Je sors du Bamboo Curtain Studio, la pluie se calme un peu.
J'avais bien choisi.

Je me dirige vers la station.
Au programme :
- du canard (maintenant je savais que ça en était - cf.jour 4 - Ko Yin)
- des pâtisseries 

(j'avais vu une pâtisserie en rentrant du dîner avec Adam - cf.
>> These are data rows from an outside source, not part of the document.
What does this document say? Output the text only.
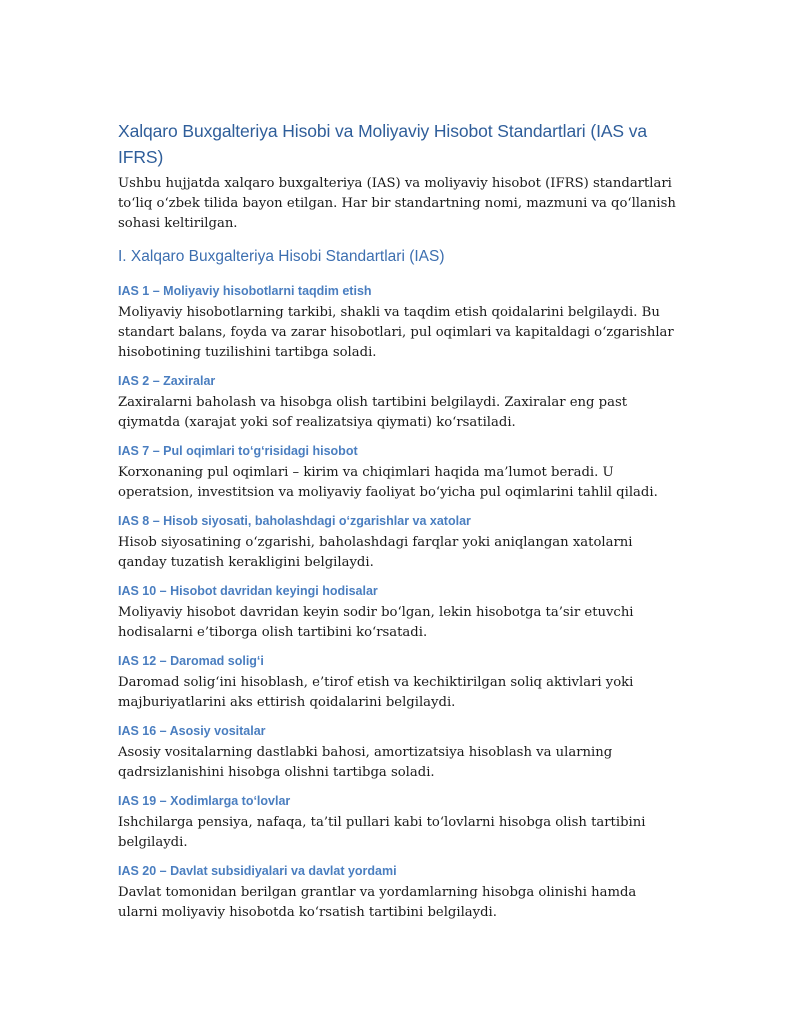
Xalqaro Buxgalteriya Hisobi va Moliyaviy Hisobot Standartlari (IAS va IFRS)

Ushbu hujjatda xalqaro buxgalteriya (IAS) va moliyaviy hisobot (IFRS) standartlari to‘liq o‘zbek tilida bayon etilgan. Har bir standartning nomi, mazmuni va qo‘llanish sohasi keltirilgan.

I. Xalqaro Buxgalteriya Hisobi Standartlari (IAS)
IAS 1 – Moliyaviy hisobotlarni taqdim etish

Moliyaviy hisobotlarning tarkibi, shakli va taqdim etish qoidalarini belgilaydi. Bu standart balans, foyda va zarar hisobotlari, pul oqimlari va kapitaldagi o‘zgarishlar hisobotining tuzilishini tartibga soladi.

IAS 2 – Zaxiralar

Zaxiralarni baholash va hisobga olish tartibini belgilaydi. Zaxiralar eng past qiymatda (xarajat yoki sof realizatsiya qiymati) ko‘rsatiladi.

IAS 7 – Pul oqimlari to‘g‘risidagi hisobot

Korxonaning pul oqimlari – kirim va chiqimlari haqida ma’lumot beradi. U operatsion, investitsion va moliyaviy faoliyat bo‘yicha pul oqimlarini tahlil qiladi.

IAS 8 – Hisob siyosati, baholashdagi o‘zgarishlar va xatolar

Hisob siyosatining o‘zgarishi, baholashdagi farqlar yoki aniqlangan xatolarni qanday tuzatish kerakligini belgilaydi.

IAS 10 – Hisobot davridan keyingi hodisalar

Moliyaviy hisobot davridan keyin sodir bo‘lgan, lekin hisobotga ta’sir etuvchi hodisalarni e’tiborga olish tartibini ko‘rsatadi.

IAS 12 – Daromad solig‘i

Daromad solig‘ini hisoblash, e’tirof etish va kechiktirilgan soliq aktivlari yoki majburiyatlarini aks ettirish qoidalarini belgilaydi.

IAS 16 – Asosiy vositalar

Asosiy vositalarning dastlabki bahosi, amortizatsiya hisoblash va ularning qadrsizlanishini hisobga olishni tartibga soladi.

IAS 19 – Xodimlarga to‘lovlar

Ishchilarga pensiya, nafaqa, ta’til pullari kabi to‘lovlarni hisobga olish tartibini belgilaydi.

IAS 20 – Davlat subsidiyalari va davlat yordami

Davlat tomonidan berilgan grantlar va yordamlarning hisobga olinishi hamda ularni moliyaviy hisobotda ko‘rsatish tartibini belgilaydi.
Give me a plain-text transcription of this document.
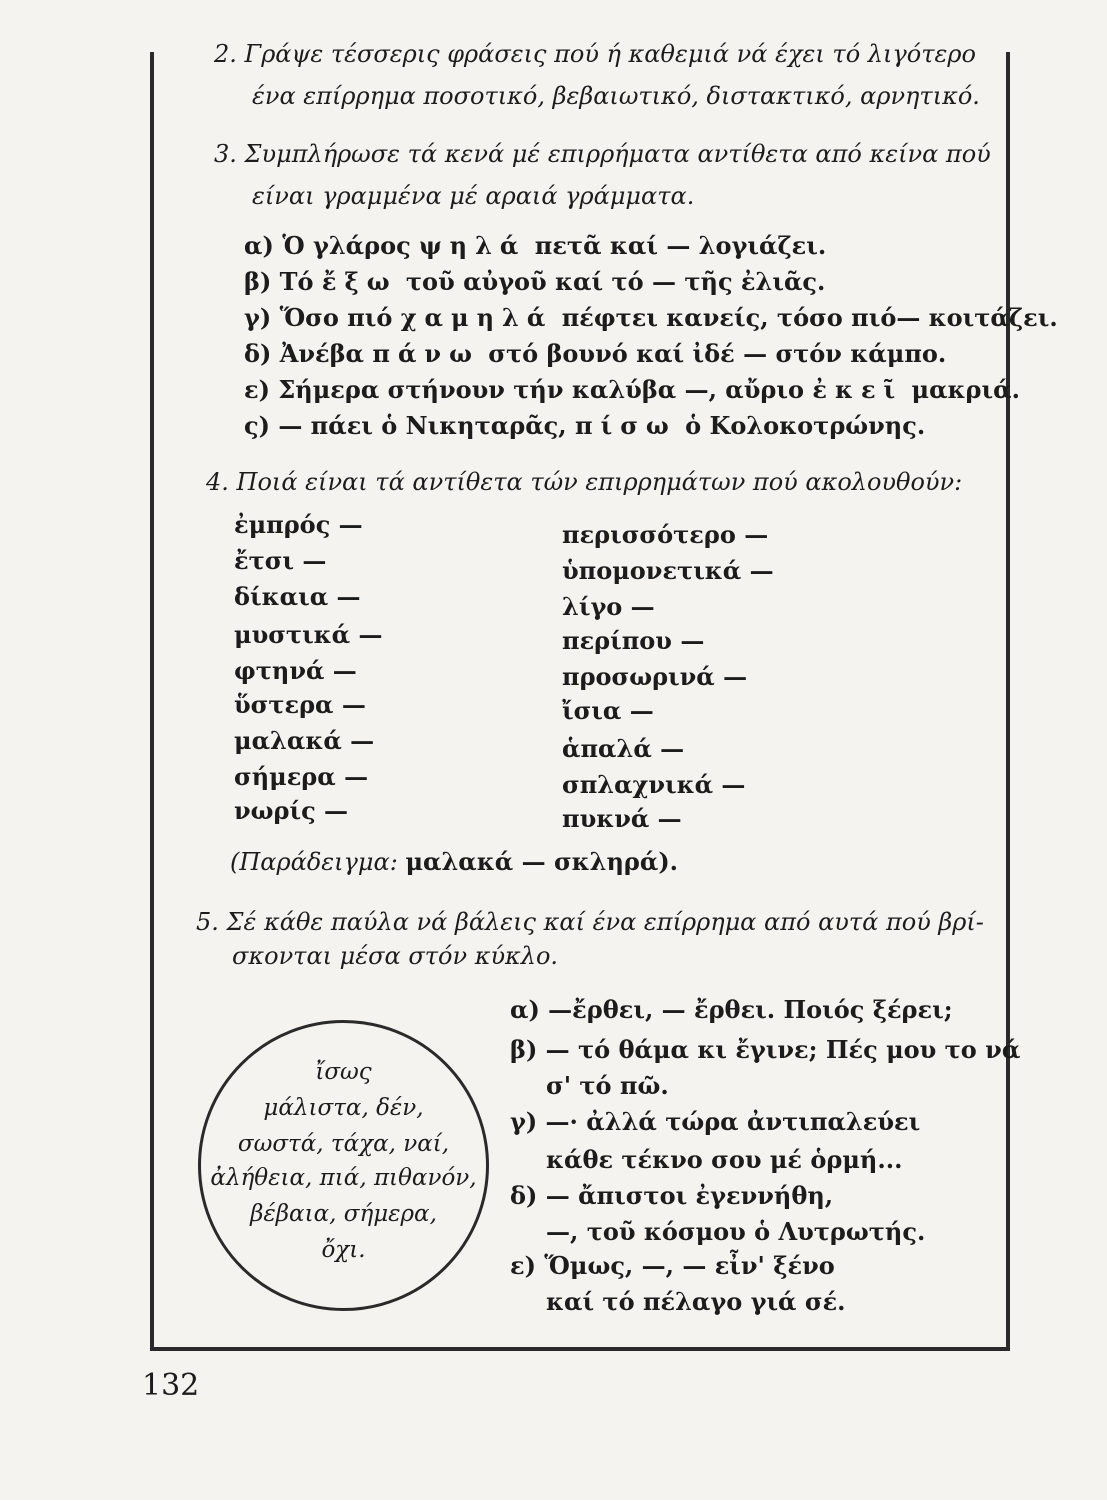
2. Γράψε τέσσερις φράσεις πού ή καθεμιά νά έχει τό λιγότερο
ένα επίρρημα ποσοτικό, βεβαιωτικό, διστακτικό, αρνητικό.
3. Συμπλήρωσε τά κενά μέ επιρρήματα αντίθετα από κείνα πού
είναι γραμμένα μέ αραιά γράμματα.
α) Ὁ γλάρος ψηλά πετᾶ καί — λογιάζει.
β) Τό ἔξω τοῦ αὐγοῦ καί τό — τῆς ἐλιᾶς.
γ) Ὅσο πιό χαμηλά πέφτει κανείς, τόσο πιό— κοιτάζει.
δ) Ἀνέβα πάνω στό βουνό καί ἰδέ — στόν κάμπο.
ε) Σήμερα στήνουν τήν καλύβα —, αὔριο ἐκεῖ μακριά.
ς) — πάει ὁ Νικηταρᾶς, πίσω ὁ Κολοκοτρώνης.
4. Ποιά είναι τά αντίθετα τών επιρρημάτων πού ακολουθούν:
ἐμπρός —
ἔτσι —
δίκαια —
μυστικά —
φτηνά —
ὕστερα —
μαλακά —
σήμερα —
νωρίς —
περισσότερο —
ὑπομονετικά —
λίγο —
περίπου —
προσωρινά —
ἴσια —
ἁπαλά —
σπλαχνικά —
πυκνά —
(Παράδειγμα: μαλακά — σκληρά).
5. Σέ κάθε παύλα νά βάλεις καί ένα επίρρημα από αυτά πού βρί-
σκονται μέσα στόν κύκλο.
ἴσως
μάλιστα, δέν,
σωστά, τάχα, ναί,
ἀλήθεια, πιά, πιθανόν,
βέβαια, σήμερα,
ὄχι.
α) —ἔρθει, — ἔρθει. Ποιός ξέρει;
β) — τό θάμα κι ἔγινε; Πές μου το νά
σ' τό πῶ.
γ) —· ἀλλά τώρα ἀντιπαλεύει
κάθε τέκνο σου μέ ὁρμή...
δ) — ἄπιστοι ἐγεννήθη,
—, τοῦ κόσμου ὁ Λυτρωτής.
ε) Ὅμως, —, — εἶν' ξένο
καί τό πέλαγο γιά σέ.
132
Jour 3)
- repérer la boutique de téléphone au cas où

La pluie redevient plus forte mais ma foi, ça n'est pas si désagréable.
Je trouve assez facilement la boutique de téléphone, et effectivement, juste à côté, je vois les raviolis ..
J'essaierais bien mais il y a trop de monde 

et je sens que ça ne va pas être si simple de me faire comprendre.
Je repars vers mon ami au canard, là je sais que ça devrait bien se passer.
En chemin, je tombe sur une autre pâtisserie.
Parfait.
Je prends ce qu'il faut pour les prochains petits déjeuners.

Je me rends compte que dans la rue, je suis quasiment le seul en pantalon.

Les gens ont gardé leurs sandales ou leurs tongues.
Ils sont en short ou en jupes avec un parapluie et ils ont raison.
Mes chaussures ont pris l'eau et je suis trempé jusqu'aux genoux.

Au snack au canard, le cuistot me reconnait.
(en même temps, il ne doit pas voir des noirs tous les jours)
On sympathise un peu, il me demande où j'habite si je mange beaucoup.
Je repars avec un quart de canard, des légumes et du riz.
Une sorte de poulet, frites, salade à la mode asiatique.
Avec une bière Gold Medal taïwanaise ça ira très bien.

21h.
La pluie ne s'est toujours pas arrêté.
Je décide de me coucher tôt au cas où il ferait meilleur demain 

(au pire des cas, si je suis réveillé dans la nuit, je bosserai).
J'ai sommeil mais le bruit de l'eau qui tombe de la gouttière directement sur le balcon en métal me gêne ..




Tant pis, ce sera avec les boules Quiès.